Portanto, este crédito de IMI no valor 1.056,09 € é, tal como o do recorrente, um crédito garantido. E, dado o disposto no artigo 751.º do Código Civil, ele devia até ser pago antes deste. Porém, nesta parte, há que considerar que em virtude do princípio consagrado no n.º 4 do artigo 684.º do Código de Processo Civil, está excluída a reformatio in pejus; o julgamento do recurso não pode agravar a posição do recorrente, tornando-a pior do que seria se ele não tivesse recorrido[6]. Com efeito, por força desta norma a decisão do tribunal de recurso não pode, pois, ser mais desfavorável ao recorrente que a decisão recorrida[7].

Consequentemente, o crédito de IMI não pode, por via do presente recurso, ser colocado à frente do do recorrente, pelo que se manterá a par dele.

Já o restante crédito da Fazenda Nacional de (22.476,82 € - 1.056,09 € =) 21.420,73 € e o crédito da Segurança Social, qualificados como privilegiados, qualificação essa que não foi colocada em crise neste recurso, não podem estar no mesmo patamar do do recorrente; o seu lugar é um degrau abaixo. Quer isto dizer que pelo produto da venda do imóvel apreendido os créditos da Fazenda Nacional de 21.420,73 € e o da Segurança Social só podem ser pagos depois de satisfeitos os créditos dos trabalhadores, o do recorrente e o daquela (de 1.056,09 €) relativo ao IMI.


III

Com fundamento no atrás exposto, julga-se:

- parcialmente procedente o recurso, pelo que, relativamente ao produto da venda do imóvel apreendido, gradua-se o crédito da Fazenda Nacional de 21.420,73 € e o da Segurança Social após os dos trabalhadores, o do recorrente e o daquela (de 1.056,09 €) relativo ao IMI, sendo aqueles pagos por esse produto apenas depois de satisfeitos estes, revogando-se, neste segmento, a decisão recorrida.

- improcedente, na restante parte, o recurso, mantendo-se no mais a sentença recorrida.

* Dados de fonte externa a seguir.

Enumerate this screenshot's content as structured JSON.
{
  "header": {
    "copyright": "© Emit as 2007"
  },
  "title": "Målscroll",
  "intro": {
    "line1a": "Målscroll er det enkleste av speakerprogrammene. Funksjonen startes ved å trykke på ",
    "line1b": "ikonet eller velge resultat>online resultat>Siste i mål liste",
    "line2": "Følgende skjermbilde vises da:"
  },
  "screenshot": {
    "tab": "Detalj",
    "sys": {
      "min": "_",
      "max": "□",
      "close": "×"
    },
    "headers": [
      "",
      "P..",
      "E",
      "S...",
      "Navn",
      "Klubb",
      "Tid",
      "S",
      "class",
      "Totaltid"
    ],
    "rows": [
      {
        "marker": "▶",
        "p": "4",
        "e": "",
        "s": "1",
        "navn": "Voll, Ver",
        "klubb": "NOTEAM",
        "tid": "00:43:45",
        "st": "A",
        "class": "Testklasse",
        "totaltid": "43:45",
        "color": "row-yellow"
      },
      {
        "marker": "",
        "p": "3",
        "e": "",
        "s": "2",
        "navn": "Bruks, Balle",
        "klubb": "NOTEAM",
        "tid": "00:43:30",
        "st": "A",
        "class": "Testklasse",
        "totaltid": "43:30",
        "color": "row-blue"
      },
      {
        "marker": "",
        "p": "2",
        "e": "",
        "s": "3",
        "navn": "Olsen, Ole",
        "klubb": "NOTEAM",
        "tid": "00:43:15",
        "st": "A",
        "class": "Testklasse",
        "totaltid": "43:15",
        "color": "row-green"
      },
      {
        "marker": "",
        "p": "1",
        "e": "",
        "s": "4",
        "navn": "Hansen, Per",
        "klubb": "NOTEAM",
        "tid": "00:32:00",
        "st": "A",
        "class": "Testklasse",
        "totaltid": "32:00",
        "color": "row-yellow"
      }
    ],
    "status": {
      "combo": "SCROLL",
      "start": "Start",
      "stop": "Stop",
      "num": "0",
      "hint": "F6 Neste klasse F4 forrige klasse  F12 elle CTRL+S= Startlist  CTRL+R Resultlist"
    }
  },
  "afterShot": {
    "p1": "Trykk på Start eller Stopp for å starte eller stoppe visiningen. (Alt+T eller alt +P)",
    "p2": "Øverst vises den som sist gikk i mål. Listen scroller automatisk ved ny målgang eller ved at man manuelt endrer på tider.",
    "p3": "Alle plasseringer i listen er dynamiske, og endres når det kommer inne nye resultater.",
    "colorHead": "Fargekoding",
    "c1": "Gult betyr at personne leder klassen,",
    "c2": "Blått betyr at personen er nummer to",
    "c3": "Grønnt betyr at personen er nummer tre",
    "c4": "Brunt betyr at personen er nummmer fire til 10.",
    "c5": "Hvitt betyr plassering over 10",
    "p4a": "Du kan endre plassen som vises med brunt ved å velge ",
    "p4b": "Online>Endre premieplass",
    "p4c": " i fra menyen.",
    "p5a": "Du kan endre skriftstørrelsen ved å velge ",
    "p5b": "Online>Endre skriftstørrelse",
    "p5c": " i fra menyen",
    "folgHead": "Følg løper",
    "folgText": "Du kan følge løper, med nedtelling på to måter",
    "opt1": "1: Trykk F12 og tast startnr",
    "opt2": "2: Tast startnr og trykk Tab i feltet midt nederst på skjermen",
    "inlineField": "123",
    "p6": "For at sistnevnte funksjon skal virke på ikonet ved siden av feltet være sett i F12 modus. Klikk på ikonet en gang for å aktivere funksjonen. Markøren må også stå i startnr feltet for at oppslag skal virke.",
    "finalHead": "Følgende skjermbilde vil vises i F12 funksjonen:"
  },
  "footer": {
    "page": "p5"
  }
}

Custas pelo recorrente, pela Fazenda Nacional e pela Segurança Social na proporção dos decaimentos.


António Beça Pereira (Relator)
Nunes Ribeiro
Hélder Almeida


[1] Cfr. folha 5.
[2] Carvalho Fernandes e João Labareda, Código da Insolvência e da Recuperação de Empresas Anotado, 2.ª Edição, pág. 582.
[3] O Meritíssimo Juiz não chega a dizer de forma tão clara, quanto era desejável, que estes créditos são privilegiados. Mas é isso que resulta do decisório e da frase que imediatamente o antecede - assim ter-se-á que graduar o crédito no mesmo patamar dos credores privilegiados.
[4] Cfr. conclusões 4.ª e 5.ª.
[5] Neste sentido Salvador da Costa, O Concurso de Credores, 4.ª Edição, pág. 149.
[6] Alberto dos Reis, Código de Processo Civil Anotado, Vol. V, 1952, pág. 311.
[7] Lebre de Freitas, Código de Processo Civil Anotado, Vol. III, 2.ª Edição, pág. 41. Neste sentido Ac. STJ de 26-10-2010 no Proc. 209/07–6TBVCD P.1 S.1, em www.gde.mj. pt/jstj.